Child Custody Trends Change Amid Evolving Family Structures
Posted in Divorce on October 12, 2016
The family landscape today is much different than it was several decades ago. The Detroit Free Press recently profiled an interesting story about the makeup of today’s 21st century families and just how different the family structure is. The story also discussed how child custody arrangements are much different when a divorce occurs.
Within the past several decades, mothers tended to be the sole caretakers of the children in a marriage. The fathers typically worked outside the home and provided the family income. However, a 2012 Pew Research Center study revealed just how much this has changed in recent years. In 1989, there were roughly a million stay-at-home dads in the U.S. In 2012, that number jumped to 2 million. And today, the number of stay-at-home fathers is even higher.

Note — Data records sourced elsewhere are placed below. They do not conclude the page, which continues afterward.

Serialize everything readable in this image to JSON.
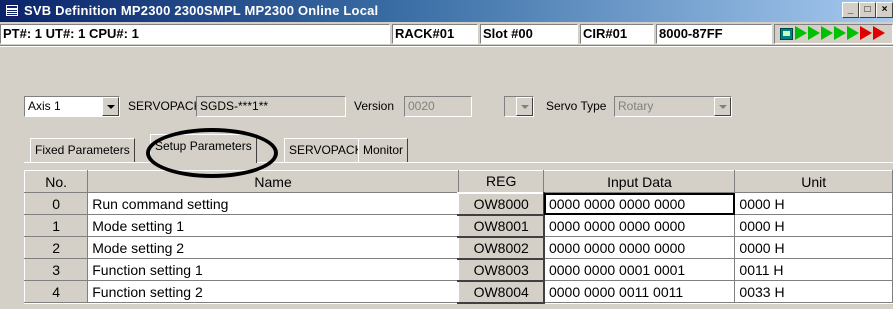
{
  "window": {
    "title": "SVB Definition   MP2300  2300SMPL  MP2300   Online  Local",
    "minimize": "_",
    "maximize": "□",
    "close": "×"
  },
  "infobar": {
    "pt_ut_cpu": "PT#: 1 UT#: 1 CPU#: 1",
    "rack": "RACK#01",
    "slot": "Slot #00",
    "cir": "CIR#01",
    "address": "8000-87FF"
  },
  "axis": {
    "selected": "Axis 1",
    "servopack_label": "SERVOPACK",
    "servopack_model": "SGDS-***1**",
    "version_label": "Version",
    "version_value": "0020",
    "servo_type_label": "Servo Type",
    "servo_type_value": "Rotary"
  },
  "tabs": [
    {
      "label": "Fixed Parameters",
      "active": false
    },
    {
      "label": "Setup Parameters",
      "active": true
    },
    {
      "label": "SERVOPACK",
      "active": false
    },
    {
      "label": "Monitor",
      "active": false
    }
  ],
  "table": {
    "headers": [
      "No.",
      "Name",
      "REG",
      "Input Data",
      "Unit"
    ],
    "rows": [
      {
        "no": "0",
        "name": "Run command setting",
        "reg": "OW8000",
        "input": "0000 0000 0000 0000",
        "unit": "0000 H"
      },
      {
        "no": "1",
        "name": "Mode setting 1",
        "reg": "OW8001",
        "input": "0000 0000 0000 0000",
        "unit": "0000 H"
      },
      {
        "no": "2",
        "name": "Mode setting 2",
        "reg": "OW8002",
        "input": "0000 0000 0000 0000",
        "unit": "0000 H"
      },
      {
        "no": "3",
        "name": "Function setting 1",
        "reg": "OW8003",
        "input": "0000 0000 0001 0001",
        "unit": "0011 H"
      },
      {
        "no": "4",
        "name": "Function setting 2",
        "reg": "OW8004",
        "input": "0000 0000 0011 0011",
        "unit": "0033 H"
      }
    ]
  },
  "colors": {
    "titlebar_start": "#0a246a",
    "panel": "#d4d0c8",
    "status_green": "#00c000",
    "status_red": "#e00000"
  }
}
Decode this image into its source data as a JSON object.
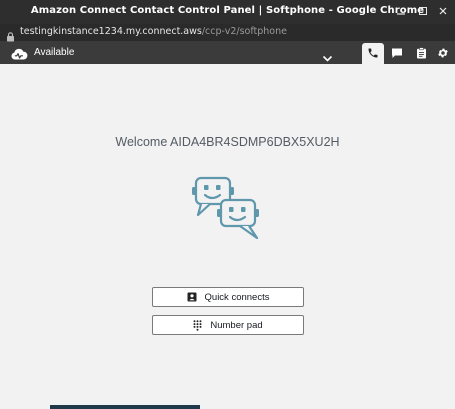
{
  "window": {
    "title": "Amazon Connect Contact Control Panel | Softphone - Google Chrome",
    "controls": [
      "minimize",
      "maximize",
      "close"
    ]
  },
  "address_bar": {
    "host": "testingkinstance1234.my.connect.aws",
    "path": "/ccp-v2/softphone"
  },
  "ccp_header": {
    "status_label": "Available",
    "tabs": [
      {
        "icon": "phone-icon",
        "active": true
      },
      {
        "icon": "chat-icon",
        "active": false
      },
      {
        "icon": "clipboard-icon",
        "active": false
      },
      {
        "icon": "gear-icon",
        "active": false
      }
    ]
  },
  "main": {
    "welcome_text": "Welcome AIDA4BR4SDMP6DBX5XU2H",
    "quick_connects_label": "Quick connects",
    "number_pad_label": "Number pad"
  },
  "colors": {
    "titlebar": "#2e2e2e",
    "ccp_header": "#3b3b3b",
    "background": "#f2f2f2",
    "illustration": "#5f97ad"
  }
}
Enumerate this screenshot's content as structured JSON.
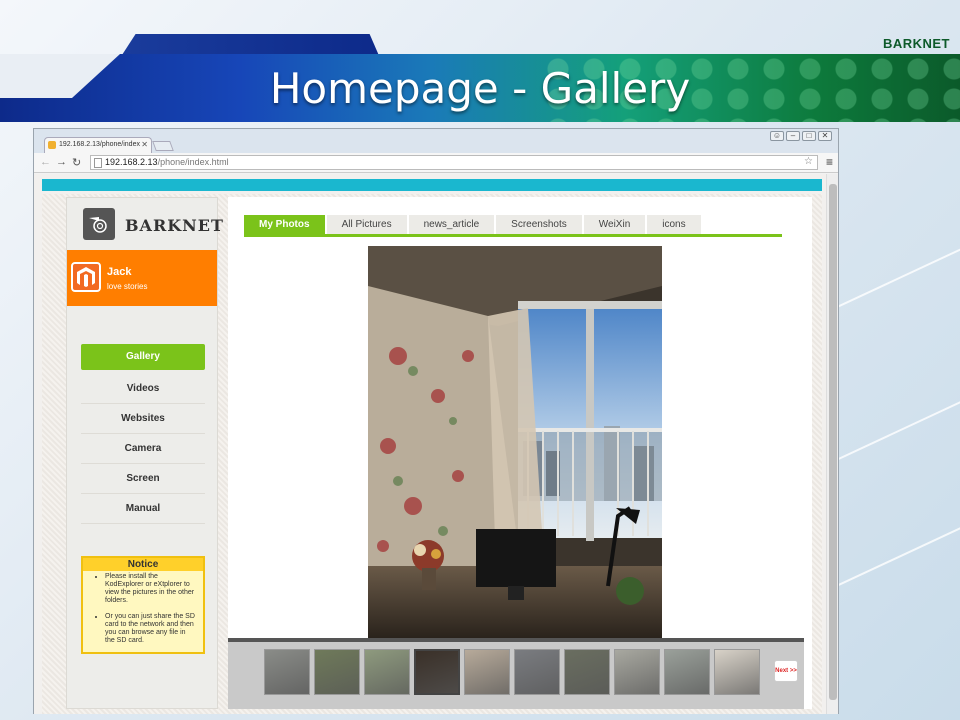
{
  "slide": {
    "title": "Homepage - Gallery",
    "brand": "BARKNET"
  },
  "browser": {
    "tab_title": "192.168.2.13/phone/index",
    "url_host": "192.168.2.13",
    "url_path": "/phone/index.html"
  },
  "site": {
    "logo_text": "BARKNET",
    "user": {
      "name": "Jack",
      "motto": "love stories"
    },
    "menu": [
      {
        "label": "Gallery",
        "active": true
      },
      {
        "label": "Videos",
        "active": false
      },
      {
        "label": "Websites",
        "active": false
      },
      {
        "label": "Camera",
        "active": false
      },
      {
        "label": "Screen",
        "active": false
      },
      {
        "label": "Manual",
        "active": false
      }
    ],
    "notice": {
      "title": "Notice",
      "items": [
        "Please install the KodExplorer or eXtplorer to view the pictures in the other folders.",
        "Or you can just share the SD card to the network and then you can browse any file in the SD card."
      ]
    }
  },
  "gallery": {
    "tabs": [
      "My Photos",
      "All Pictures",
      "news_article",
      "Screenshots",
      "WeiXin",
      "icons"
    ],
    "active_tab": 0,
    "thumbnail_colors": [
      "#8a8c88",
      "#6f7a5a",
      "#8e9a7e",
      "#3a3028",
      "#b7aa9a",
      "#7a7c80",
      "#6a6e60",
      "#a8a8a0",
      "#9aa09a",
      "#d8d2c8"
    ],
    "active_thumb": 3,
    "next_label": "Next >>"
  },
  "colors": {
    "accent_green": "#7bc31a",
    "user_orange": "#ff7e00",
    "cyan_bar": "#1ab7cf"
  }
}
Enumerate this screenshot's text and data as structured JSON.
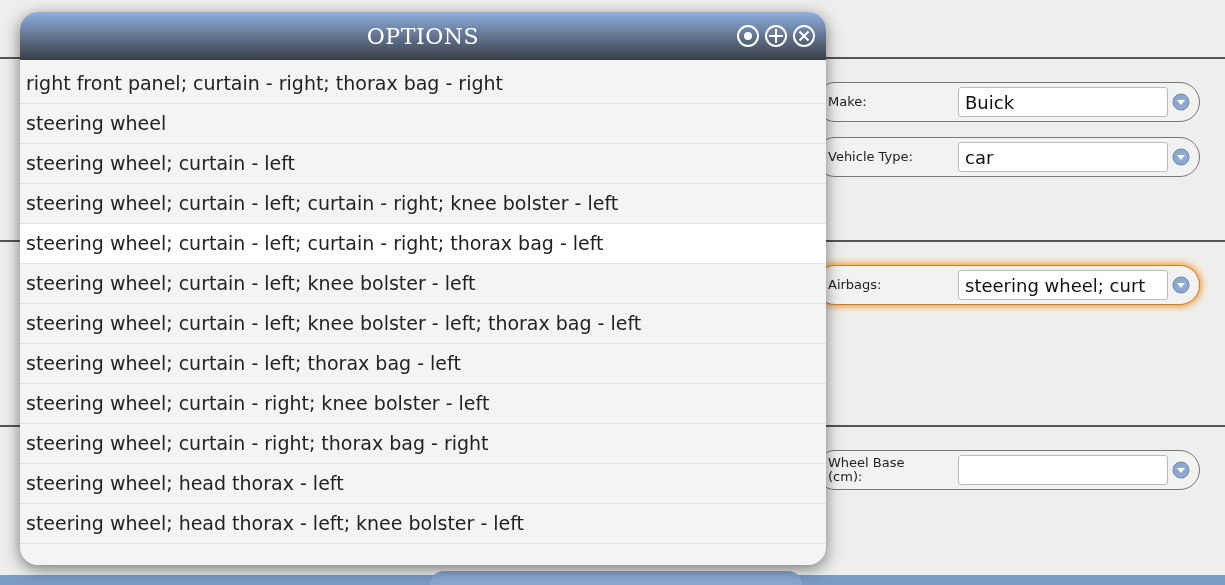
{
  "dialog": {
    "title": "OPTIONS",
    "items": [
      {
        "label": "right front panel; curtain - right; thorax bag - right",
        "selected": false
      },
      {
        "label": "steering wheel",
        "selected": false
      },
      {
        "label": "steering wheel; curtain - left",
        "selected": false
      },
      {
        "label": "steering wheel; curtain - left; curtain - right; knee bolster - left",
        "selected": false
      },
      {
        "label": "steering wheel; curtain - left; curtain - right; thorax bag - left",
        "selected": true
      },
      {
        "label": "steering wheel; curtain - left; knee bolster - left",
        "selected": false
      },
      {
        "label": "steering wheel; curtain - left; knee bolster - left; thorax bag - left",
        "selected": false
      },
      {
        "label": "steering wheel; curtain - left; thorax bag - left",
        "selected": false
      },
      {
        "label": "steering wheel; curtain - right; knee bolster - left",
        "selected": false
      },
      {
        "label": "steering wheel; curtain - right; thorax bag - right",
        "selected": false
      },
      {
        "label": "steering wheel; head thorax - left",
        "selected": false
      },
      {
        "label": "steering wheel; head thorax - left; knee bolster - left",
        "selected": false
      }
    ]
  },
  "sections": [
    {
      "fields": [
        {
          "label": "Make:",
          "value": "Buick",
          "focused": false
        },
        {
          "label": "Vehicle Type:",
          "value": "car",
          "focused": false
        }
      ]
    },
    {
      "fields": [
        {
          "label": "Airbags:",
          "value": "steering wheel; curt",
          "focused": true
        }
      ]
    },
    {
      "fields": [
        {
          "label": "Wheel Base (cm):",
          "focused": false
        }
      ]
    }
  ]
}
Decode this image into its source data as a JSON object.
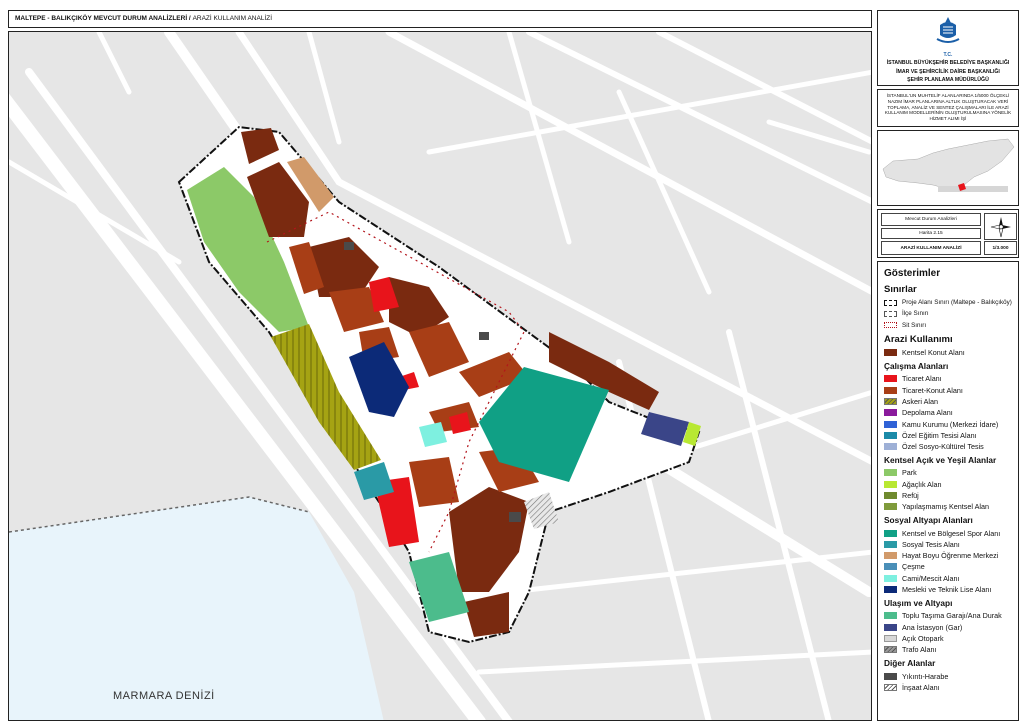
{
  "header": {
    "title": "MALTEPE - BALIKÇIKÖY MEVCUT DURUM ANALİZLERİ /",
    "subtitle": "ARAZİ KULLANIM ANALİZİ"
  },
  "institution": {
    "tc": "T.C.",
    "line1": "İSTANBUL BÜYÜKŞEHİR BELEDİYE BAŞKANLIĞI",
    "line2": "İMAR VE ŞEHİRCİLİK DAİRE BAŞKANLIĞI",
    "line3": "ŞEHİR PLANLAMA MÜDÜRLÜĞÜ"
  },
  "project": {
    "description": "İSTANBUL'UN MUHTELİF ALANLARINDA 1/5000 ÖLÇEKLİ NAZIM İMAR PLANLARINA ALTLIK OLUŞTURACAK VERİ TOPLAMA, ANALİZ VE SENTEZ ÇALIŞMALARI İLE ARAZİ KULLANIM MODELLERİNİN OLUŞTURULMASINA YÖNELİK HİZMET ALIMI İŞİ"
  },
  "map_info": {
    "section": "Mevcut Durum Analizleri",
    "map_no": "Harita 2.15",
    "map_title": "ARAZİ KULLANIM ANALİZİ",
    "scale": "1/3.000"
  },
  "map": {
    "sea_label": "MARMARA DENİZİ"
  },
  "legend": {
    "title": "Gösterimler",
    "boundaries": {
      "heading": "Sınırlar",
      "items": [
        {
          "label": "Proje Alanı Sınırı (Maltepe - Balıkçıköy)",
          "style": "dashdot-black"
        },
        {
          "label": "İlçe Sınırı",
          "style": "dashed-black"
        },
        {
          "label": "Sit Sınırı",
          "style": "dotted-red"
        }
      ]
    },
    "land_use_heading": "Arazi Kullanımı",
    "groups": [
      {
        "heading": "",
        "items": [
          {
            "label": "Kentsel Konut Alanı",
            "color": "#7a2a10"
          }
        ]
      },
      {
        "heading": "Çalışma Alanları",
        "items": [
          {
            "label": "Ticaret Alanı",
            "color": "#e8141b"
          },
          {
            "label": "Ticaret-Konut Alanı",
            "color": "#a83e16"
          },
          {
            "label": "Askeri Alan",
            "color": "#a5a313",
            "pattern": "hatch"
          },
          {
            "label": "Depolama Alanı",
            "color": "#8a1a9c"
          },
          {
            "label": "Kamu Kurumu (Merkezi İdare)",
            "color": "#2f62d6"
          },
          {
            "label": "Özel Eğitim Tesisi Alanı",
            "color": "#1b8aa8"
          },
          {
            "label": "Özel Sosyo-Kültürel Tesis",
            "color": "#9eb0d6"
          }
        ]
      },
      {
        "heading": "Kentsel Açık ve Yeşil Alanlar",
        "items": [
          {
            "label": "Park",
            "color": "#8cc968"
          },
          {
            "label": "Ağaçlık Alan",
            "color": "#b8e832"
          },
          {
            "label": "Refüj",
            "color": "#6f8a2e"
          },
          {
            "label": "Yapılaşmamış Kentsel Alan",
            "color": "#7f9b3c"
          }
        ]
      },
      {
        "heading": "Sosyal Altyapı Alanları",
        "items": [
          {
            "label": "Kentsel ve Bölgesel Spor Alanı",
            "color": "#10a085"
          },
          {
            "label": "Sosyal Tesis Alanı",
            "color": "#2a9aa6"
          },
          {
            "label": "Hayat Boyu Öğrenme Merkezi",
            "color": "#d19a6a"
          },
          {
            "label": "Çeşme",
            "color": "#4a8fb8"
          },
          {
            "label": "Cami/Mescit Alanı",
            "color": "#7ef0e0"
          },
          {
            "label": "Mesleki ve Teknik Lise Alanı",
            "color": "#0c2a78"
          }
        ]
      },
      {
        "heading": "Ulaşım ve Altyapı",
        "items": [
          {
            "label": "Toplu Taşıma Garajı/Ana Durak",
            "color": "#4cbc8c"
          },
          {
            "label": "Ana İstasyon (Gar)",
            "color": "#3a4588"
          },
          {
            "label": "Açık Otopark",
            "color": "#d8d8d8"
          },
          {
            "label": "Trafo Alanı",
            "color": "#9a9a9a",
            "pattern": "hatch"
          }
        ]
      },
      {
        "heading": "Diğer Alanlar",
        "items": [
          {
            "label": "Yıkıntı-Harabe",
            "color": "#4a4a4a"
          },
          {
            "label": "İnşaat Alanı",
            "color": "#ffffff",
            "pattern": "hatch"
          }
        ]
      }
    ]
  }
}
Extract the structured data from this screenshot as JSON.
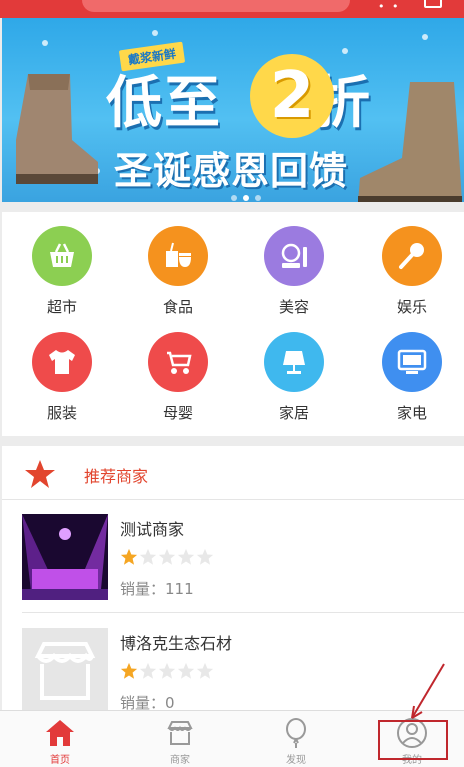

In the past, the economic conditions allowed many families to survive on just one income. But today, the U.S. economy is much different. Many couples today simply need to have both parties in the workforce in order to make ends meet. In some instances, the mother is often the primary bread winner in the family.
Child custody trends through the years
Both of these have resulted in not only changes to the family structure, but changes to child support arrangements as well. The Detroit Free Press released some interesting statistics surrounding the changes in custody through the years.
In one instance, they pointed to a study recently published in Demography, a scholarly journal founded in 1964. Researchers from the study examined almost 10,000 divorce records from the state of Wisconsin from 1986-2008. The results were fascinating. During the 10 year period:
- Roughly 80 percent of mothers received sole child custody of their children in a divorce in 1986; that number dropped to 42 percent as the years progressed.
- Cases of equal-shared child-custody during that same period also changed. In 1986, 5 percent of divorces resulted in shared custody arrangements; that number gradually increased to 27 percent by 2008.
- The data also revealed that the number of fathers awarded sole custody rose by 9 percent during the 10 year time period.
- Split custody among multiple-child families also increased by 4 percent during this time.
It remains to be seen just how these statistics will adjust in the years to come. In a decade, they will likely be much different given the continuous evolution of cultural transformations throughout the U.S.